Consider that 1,2-Dibromopropane on treatment with X moles of $NaN{{H}_{2}}$ followed by treatment with ${{C}_{2}}{{H}_{5}}Br$ gives a pentyne. The value of X is:
A.1
B.2
C.3
D.4

Answer 1

Here in this reaction, $NaN{{H}_{2}}$ participates as a strong nucleophile and will show elimination reaction at first. Then when there is no more possibility of elimination it acts as a strong base to abstract acidic protons and generate carbanions.

Complete step by step answer:
$NaN{{H}_{2}}$​ is a strong base and it readily abstracts the acidic protons. It mediates the formation of alkyne via elimination reaction. Treatment of 1,2-dibromopropane for the formation of pentyne requires 3 moles of $NaN{{H}_{2}}$​. In which 2 moles form a propyne by two consecutive eliminations of $HBr$ which further combines which sodium ions to give sodium bromide $NaBr$ These reactions are anti-elimination reactions. Whenever there is a formation of terminal alkyne, $NaN{{H}_{2}}$ takes up the acidic Hydrogen. The third mole of $NaN{{H}_{2}}$​ produces propyne carbanion by abstracting the acidic proton attaches to the sp-hybridised carbon in the terminal alkyne which further reacts with ${{C}_{2}}{{H}_{5}}Br$ and to form 2-Pentyne as the final product.

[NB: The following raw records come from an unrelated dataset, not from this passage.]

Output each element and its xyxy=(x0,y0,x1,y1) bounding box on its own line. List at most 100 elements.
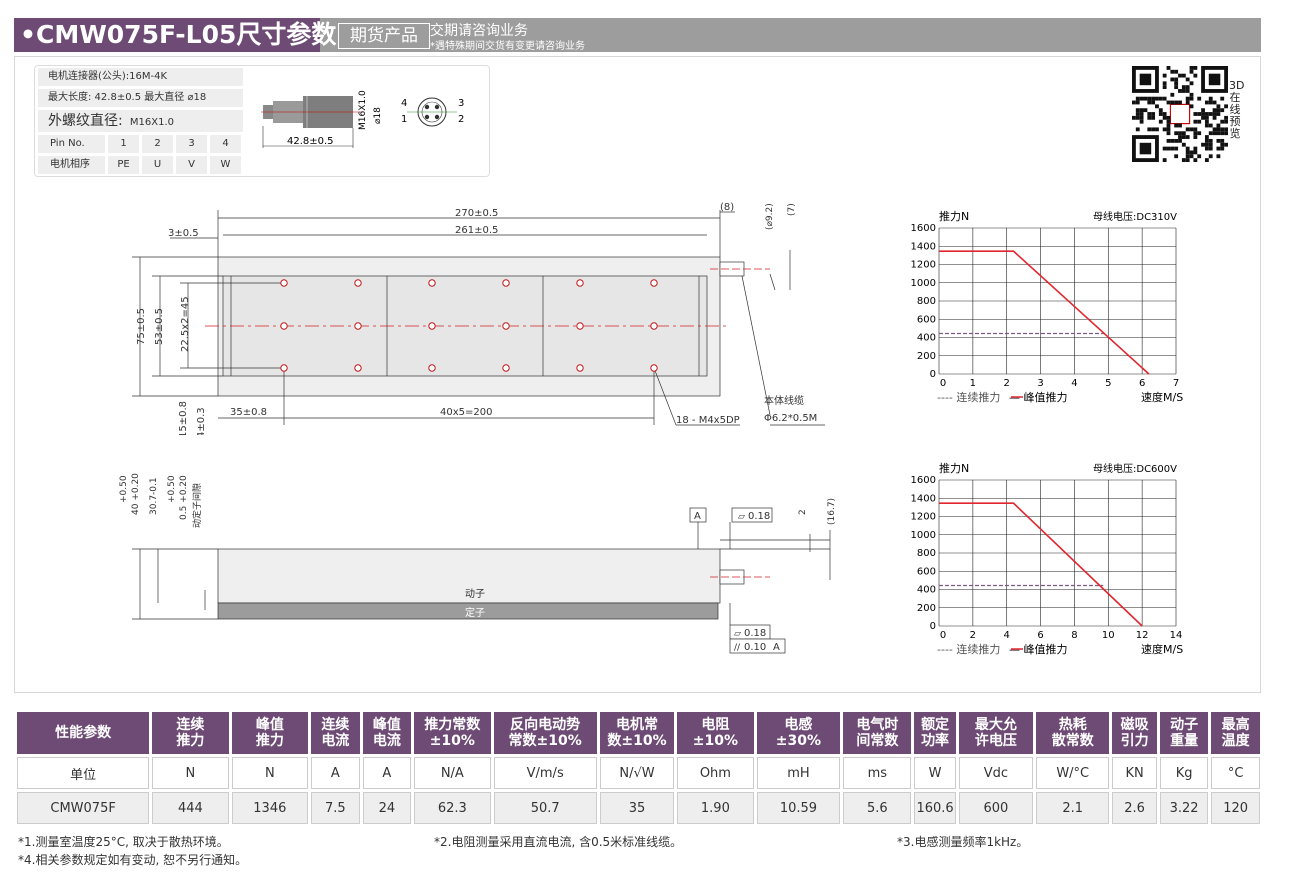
connector-thread-label: M16X1.0 xyxy=(358,90,368,130)
spec-header-line: 峰值 xyxy=(372,717,401,733)
spec-value-cell: 2.1 xyxy=(1036,792,1110,824)
face-pin-label: 4 xyxy=(401,98,407,109)
thrust-speed-chart-310v: 推力N 母线电压:DC310V 020040060080010001200140… xyxy=(911,209,1184,404)
y-tick-label: 0 xyxy=(930,369,936,380)
cable-spec: Φ6.2*0.5M xyxy=(764,413,817,424)
spec-header-cell: 最大允 许电压 xyxy=(958,712,1034,754)
qr-module xyxy=(1189,96,1194,101)
qr-module xyxy=(1151,127,1156,132)
qr-module xyxy=(1166,123,1171,128)
spec-header-line: 推力常数 xyxy=(424,717,481,733)
spec-header-line: 散常数 xyxy=(1051,733,1094,749)
y-tick-label: 400 xyxy=(917,333,936,344)
qr-module xyxy=(1220,131,1225,136)
spec-header-line: ±10% xyxy=(429,733,475,749)
x-tick-label: 2 xyxy=(970,630,976,641)
qr-module xyxy=(1178,89,1182,93)
spec-header-line: 连续 xyxy=(176,717,205,733)
spec-header-line: 电机常 xyxy=(615,717,658,733)
parallelism-datum: A xyxy=(773,642,780,653)
x-tick-label: 10 xyxy=(1102,630,1115,641)
spec-header-cell: 峰值 推力 xyxy=(231,712,309,754)
qr-module xyxy=(1170,92,1175,97)
spec-header-line: 电感 xyxy=(784,717,813,733)
pin-no: 4 xyxy=(210,135,241,153)
qr-module xyxy=(1151,112,1156,116)
chart-x-unit: 速度M/S xyxy=(1141,390,1183,404)
spec-header-line: 最高 xyxy=(1221,717,1250,733)
qr-module xyxy=(1193,158,1198,162)
qr-module xyxy=(1155,127,1159,132)
qr-module xyxy=(1212,100,1217,105)
flatness-bottom-value: 0.18 xyxy=(744,628,766,639)
qr-module xyxy=(1181,131,1186,136)
qr-module xyxy=(1208,146,1213,151)
spec-header-line: 磁吸 xyxy=(1120,717,1149,733)
qr-module xyxy=(1212,108,1217,113)
qr-module xyxy=(1162,127,1167,132)
spec-header-cell: 连续 推力 xyxy=(152,712,229,754)
x-tick-label: 5 xyxy=(1105,378,1111,389)
qr-module xyxy=(1170,100,1175,105)
qr-module xyxy=(1189,127,1194,132)
qr-module xyxy=(1155,104,1159,109)
qr-module xyxy=(1132,115,1136,120)
spec-value-cell: 62.3 xyxy=(414,792,491,824)
qr-module xyxy=(1197,154,1202,159)
y-tick-label: 600 xyxy=(917,566,936,577)
chart-title: 母线电压:DC600V xyxy=(1093,462,1177,475)
spec-header-line: 推力 xyxy=(255,733,284,749)
qr-module xyxy=(1174,154,1179,159)
spec-header-line: 数±10% xyxy=(607,733,667,749)
qr-module xyxy=(1185,85,1190,90)
qr-module xyxy=(1170,69,1175,74)
spec-value-cell: CMW075F xyxy=(17,792,150,824)
qr-module xyxy=(1174,138,1179,143)
flatness-top-value: 0.18 xyxy=(748,511,770,522)
qr-module xyxy=(1193,150,1198,155)
x-tick-label: 12 xyxy=(1136,630,1149,641)
qr-module xyxy=(1197,119,1202,124)
qr-module xyxy=(1208,112,1213,116)
qr-module xyxy=(1135,127,1140,132)
connector-pin-dot xyxy=(424,114,430,120)
qr-module xyxy=(1166,119,1171,124)
qr-code-image[interactable] xyxy=(1132,66,1228,162)
qr-module xyxy=(1147,115,1152,120)
qr-module xyxy=(1166,138,1171,143)
spec-header-line: 电流 xyxy=(372,733,401,749)
qr-module xyxy=(1178,135,1182,139)
y-tick-label: 800 xyxy=(917,548,936,559)
qr-module xyxy=(1201,142,1205,147)
spec-table: 性能参数 连续 推力 峰值 推力 连续 电流 峰值 电流 推力常数 ±10% 反向电动势 常数±10% 电… xyxy=(14,709,1263,827)
qr-module xyxy=(1204,100,1209,105)
spec-header-cell: 最高 温度 xyxy=(1211,712,1260,754)
dim-tol-gap: +0.50 xyxy=(167,475,177,503)
qr-module xyxy=(1208,131,1213,136)
page-title: •CMW075F-L05尺寸参数 xyxy=(14,18,336,52)
gap-label: 动定子间隙 xyxy=(191,483,203,528)
dim-label-3: 3±0.5 xyxy=(168,228,199,239)
spec-unit-cell: N/A xyxy=(414,757,491,789)
qr-module xyxy=(1174,100,1179,105)
pin-row-label: Pin No. xyxy=(38,135,105,153)
qr-module xyxy=(1204,115,1209,120)
qr-module xyxy=(1216,138,1221,143)
qr-module xyxy=(1151,100,1156,105)
spec-header-line: ±10% xyxy=(692,733,738,749)
qr-module xyxy=(1135,115,1140,120)
qr-module xyxy=(1162,146,1167,151)
connector-sketch: 42.8±0.5 M16X1.0 ⌀18 4 3 1 2 xyxy=(261,90,464,148)
qr-module xyxy=(1189,66,1194,70)
qr-module xyxy=(1197,112,1202,116)
y-tick-label: 1600 xyxy=(911,475,936,486)
qr-module xyxy=(1201,112,1205,116)
spec-value-cell: 24 xyxy=(362,792,412,824)
qr-module xyxy=(1204,158,1209,162)
x-tick-label: 8 xyxy=(1071,630,1077,641)
qr-module xyxy=(1178,123,1182,128)
qr-module xyxy=(1174,77,1179,82)
spec-unit-cell: mH xyxy=(756,757,841,789)
qr-module xyxy=(1174,146,1179,151)
qr-module xyxy=(1147,127,1152,132)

$C{{H}_{3}}CH(Br)C{{H}_{2}}(Br)\xrightarrow{2NaNH2}CH3-C\equiv CH\xrightarrow{NaNH2}C{{H}_{3}}-C\equiv {{C}^{-}}N{{a}^{+}}\xrightarrow{{{C}_{2}}{{H}_{5}}Br}C{{H}_{3}}C\equiv CC{{H}_{2}}C{{H}_{3}}$
Hence, correct answer is that 1,2-Dibromopropane uses 3 moles of $NaN{{H}_{2}}$ followed by treatment with ${{C}_{2}}{{H}_{5}}Br$ to give a pentyne, which is option C.

Note:
$NaN{{H}_{2}}$ is used for deprotonation of weak acids and also for elimination reactions. As a strong base, $NaN{{H}_{2}}$ readily deprotonated all the acidic functional groups like alkynes, alcohols, and a host of other functional groups with acidic protons such as esters and ketones. It can also be regarded as a very strong nucleophile.